Hyperflex Design, Performance and Benchmarking with Flash and NVMe

These are my notes from the Cisco Hyperflex talk about doing benchmarks with different setups and versions of HX. Some tips about taking benchmarks, what tools you can use and some information about HX Data Plattform works. The following information about HX may be outdated already. Because these are notes I don't plan to rewrite it more nicely. Sorry.

Whats New in Hyperflex 2.6

  • Support M5 Server Models
  • All-Flash now supports NVMe Caching Disks
  • Native Snapshot based Replication
  • Mixed Clusters with M4 and M5 Servers
  • Support for self encrypting Disks
  • Expand Compute-Only Node Support
  • Hyperflex Connect is a Native HTML5 GUI running on the Cluster itself

DR

Transport Snapshots in the Background to another Hyperflex Cluster on another site. Built-in Disaster Recovery.

All-Flash System Design

Cisco HX Data Platform, it's the software defined storage behind the scene of Hyperflex.

  • Distributed filesystem over all nodes
  • Deduplication and compression
  • Scale-out log-structured FS design
  • No "legacy" filesystems behind it
  • VAAI support for snapshots and provisioning tasks.

The Storage Controller is a VM on each Node and has direct access to the disk of the host. The Storage is presented as NFS Volume to the Hypervisor.

Differences to a Hybrid configuration

  • SSD Cache for deduplication read cache in Hybrid Only acts like an L2 cache
  • Index on every hosts for the full filesystem, no cross network asks to find a block in the FS
  • Based on Metadata
  • Log-Based FS -> The cleaner process cleans the log to mark blocks who can be rewritten (Flash!)

Life of an IO (Summary)

There is the IOVisor which intercept the IO when the Datastore want to write it to disk and send the IO to the controller VM

  • Destage (based on every node)
    • Secondary log gets promoted to active log
    • Full log gets deduplicated on the primary copies of the data
    • Data is then three way written (Replication Factor 3) to SSD / HDD
    • After the commit the data is purged from the log and the caching SSD
    • In hybrid systems, recent writes are added to the SSD Cache

Dynamic Data Distribution

The IO from a VM scales to every storage controller of all nodes in the cluster. So all the cache and disk IO can be used simultianously. The backend network of the UCS-based HX Nodes is used to transmit the data to other nodes.

Scaling

  • Scaling Compute and Capacity independent
  • IOVisor access the storage from a converged nodes

Limits and Stuff

  • RF2 max. Capacity is 591 TB!
  • Keep usage under 70% for best performance.

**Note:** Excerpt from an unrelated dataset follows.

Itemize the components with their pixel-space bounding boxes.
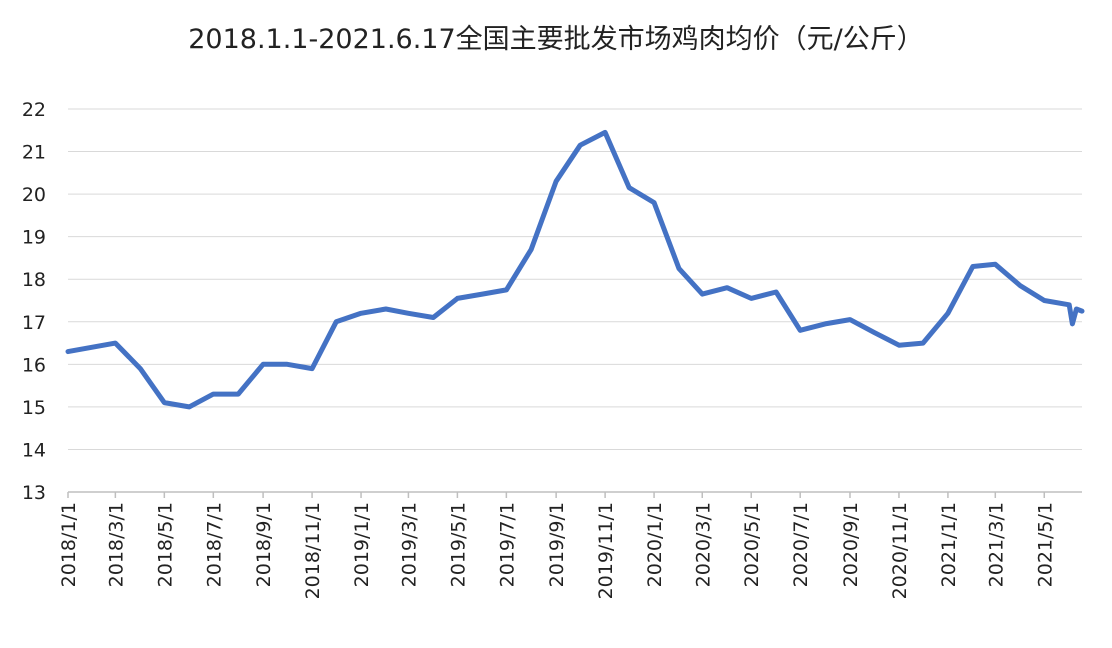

Tools to meter the performance

  • IOMeter:
    • Highly dedupable data pattern so no real workload to the underlying disks because it's all deduped.
  • FIO

    • Better, self compile, highly customizeable
    • Start can be done from a remote master machine
    • not easy readable output, cluttering...
  • Vdbench

    • Server/Client exec with SSH
    • Easy HTML output
  • Cisco HX Bench

    • CCO Login required to download
    • OVA VM which starts new VMs in the Cluster for load generation
    • included test scenarios or built your own
    • Result in the nice WebUI
  • HCIBench from VMware which executes vdbench on Photon VMs
  • HammerDB for database workload testing

Performance testing tipps

  • While testing, exceed the read cache to see the real performance.
  • With Intel Skylake CPUs the lanes for best RAM performance are 384 GB or 756 GB and not 512 GB.
  • Hyperflex cannot turn off dedup and compression!
  • 40 GbE brings better performance in IOPS, less latency and more stability.